Students will be introduced to the details of program structure and the mechanics of execution as well as supportive operating system features. Security and performance issues in program design will be discussed. The program translation process will be examined. Programming assignments will be required. (Prerequisite: C- or better in CSCI-140 or CSCI-142 or CSCI-242 or SWEN-124 or CSEC-124 or GCIS-124 or equivalent course.) Lecture 3 (Fall, Spring, Summer).

CS Undergraduate Summer Co-op (summer)

Students perform professional work related to Computer Science for which they are paid. Students must complete a student co-op work report for each term for which they are registered; students are also evaluated each term by their employer. A satisfactory grade is given for co-op when both a completed student co-op work report and a completed, corresponding employer evaluation are received and when both documents are generally consistent. When registered for co-op, students are considered by RIT to have full-time status. In order to register for co-op for summer term, we expect that students will work a minimum of 10 weeks and work a minimum of 35 hours per week.
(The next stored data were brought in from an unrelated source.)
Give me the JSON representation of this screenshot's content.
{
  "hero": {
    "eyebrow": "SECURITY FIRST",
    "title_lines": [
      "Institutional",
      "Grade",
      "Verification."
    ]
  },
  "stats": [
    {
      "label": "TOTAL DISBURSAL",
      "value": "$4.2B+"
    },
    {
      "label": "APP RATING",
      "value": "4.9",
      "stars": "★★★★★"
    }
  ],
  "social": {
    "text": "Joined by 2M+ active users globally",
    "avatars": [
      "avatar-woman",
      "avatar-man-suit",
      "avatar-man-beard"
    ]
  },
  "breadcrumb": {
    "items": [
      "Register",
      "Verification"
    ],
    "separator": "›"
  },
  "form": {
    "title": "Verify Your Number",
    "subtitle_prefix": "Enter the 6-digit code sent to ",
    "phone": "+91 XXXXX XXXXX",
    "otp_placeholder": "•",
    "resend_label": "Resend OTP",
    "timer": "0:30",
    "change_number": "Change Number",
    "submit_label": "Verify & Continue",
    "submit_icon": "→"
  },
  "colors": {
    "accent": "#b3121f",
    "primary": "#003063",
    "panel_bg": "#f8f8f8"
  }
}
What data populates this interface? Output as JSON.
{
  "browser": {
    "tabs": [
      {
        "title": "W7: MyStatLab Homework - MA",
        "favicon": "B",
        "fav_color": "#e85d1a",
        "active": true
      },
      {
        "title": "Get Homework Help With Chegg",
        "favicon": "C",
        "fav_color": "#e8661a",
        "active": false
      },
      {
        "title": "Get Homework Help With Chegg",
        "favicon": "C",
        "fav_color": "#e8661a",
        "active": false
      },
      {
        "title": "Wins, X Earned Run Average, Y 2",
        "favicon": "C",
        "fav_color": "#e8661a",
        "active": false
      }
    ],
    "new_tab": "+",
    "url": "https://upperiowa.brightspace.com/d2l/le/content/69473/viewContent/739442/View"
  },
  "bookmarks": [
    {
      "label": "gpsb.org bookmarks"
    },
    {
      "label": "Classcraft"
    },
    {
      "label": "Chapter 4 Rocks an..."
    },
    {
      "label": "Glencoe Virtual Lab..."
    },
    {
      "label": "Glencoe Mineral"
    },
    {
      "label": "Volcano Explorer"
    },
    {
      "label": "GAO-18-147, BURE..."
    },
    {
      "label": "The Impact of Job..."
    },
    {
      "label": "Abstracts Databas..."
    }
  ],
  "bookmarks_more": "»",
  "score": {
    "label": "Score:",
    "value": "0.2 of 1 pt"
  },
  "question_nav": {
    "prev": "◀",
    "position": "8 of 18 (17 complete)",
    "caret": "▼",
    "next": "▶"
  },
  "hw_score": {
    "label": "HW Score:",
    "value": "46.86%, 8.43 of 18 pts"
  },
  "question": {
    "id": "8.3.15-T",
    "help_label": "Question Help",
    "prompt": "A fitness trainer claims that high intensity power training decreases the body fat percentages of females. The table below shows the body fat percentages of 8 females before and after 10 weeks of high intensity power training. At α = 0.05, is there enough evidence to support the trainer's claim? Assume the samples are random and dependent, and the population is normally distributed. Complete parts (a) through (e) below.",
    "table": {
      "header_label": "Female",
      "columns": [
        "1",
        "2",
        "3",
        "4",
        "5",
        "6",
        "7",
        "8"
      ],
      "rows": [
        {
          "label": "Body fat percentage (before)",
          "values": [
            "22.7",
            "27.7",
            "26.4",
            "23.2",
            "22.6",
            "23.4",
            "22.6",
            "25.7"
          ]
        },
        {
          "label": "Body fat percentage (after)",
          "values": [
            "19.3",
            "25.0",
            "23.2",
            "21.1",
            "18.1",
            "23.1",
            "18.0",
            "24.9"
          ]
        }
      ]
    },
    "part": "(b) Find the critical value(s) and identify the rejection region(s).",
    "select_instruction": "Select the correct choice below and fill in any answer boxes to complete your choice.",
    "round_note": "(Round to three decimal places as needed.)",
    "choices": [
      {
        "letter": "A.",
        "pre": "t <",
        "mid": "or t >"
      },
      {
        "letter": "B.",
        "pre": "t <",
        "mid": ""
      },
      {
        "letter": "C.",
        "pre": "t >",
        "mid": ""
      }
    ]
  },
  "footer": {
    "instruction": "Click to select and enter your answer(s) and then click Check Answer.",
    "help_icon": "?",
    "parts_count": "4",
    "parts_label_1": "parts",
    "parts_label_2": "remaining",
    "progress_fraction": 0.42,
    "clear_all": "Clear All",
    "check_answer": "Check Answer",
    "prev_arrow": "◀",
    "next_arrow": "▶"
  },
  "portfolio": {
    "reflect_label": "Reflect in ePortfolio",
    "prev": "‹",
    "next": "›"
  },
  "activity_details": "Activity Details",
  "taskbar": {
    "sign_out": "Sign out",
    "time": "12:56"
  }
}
CO OP (Summer).

3

   Introduction to Computer Science Theory

This course provides an introduction to the theory of computation, including formal languages, grammars, auto-mata theory, computability, and complexity. (Prerequisites: (MATH-190 or MATH-200) and (CSCI-140 or CSCI-141 or CSCI-242 or SWEN-123 or SWEN-124 or CSECI-123 or CSEC-124 or GCIS-123 or GCIS-124) or equivalent courses.) Lecture 3 (Fall, Spring, Summer).

   Honors Introduction to Computer Science Theory

This course provides a challenging introduction to the theory of computation with an emphasis on problem solving. syllabus include formal languages, grammars, auto-mata theory, computability, and complexity. (Prerequisites: (MATH-190 or MATH-200) and (CSCI-140 or CSCI-141 or CSCI-242 or SWEN-123 or SWEN-124 or CSECI-123 or CSEC-124 or GCIS-123 or GCIS-124) or equivalent courses.) Lecture 3 (Fall).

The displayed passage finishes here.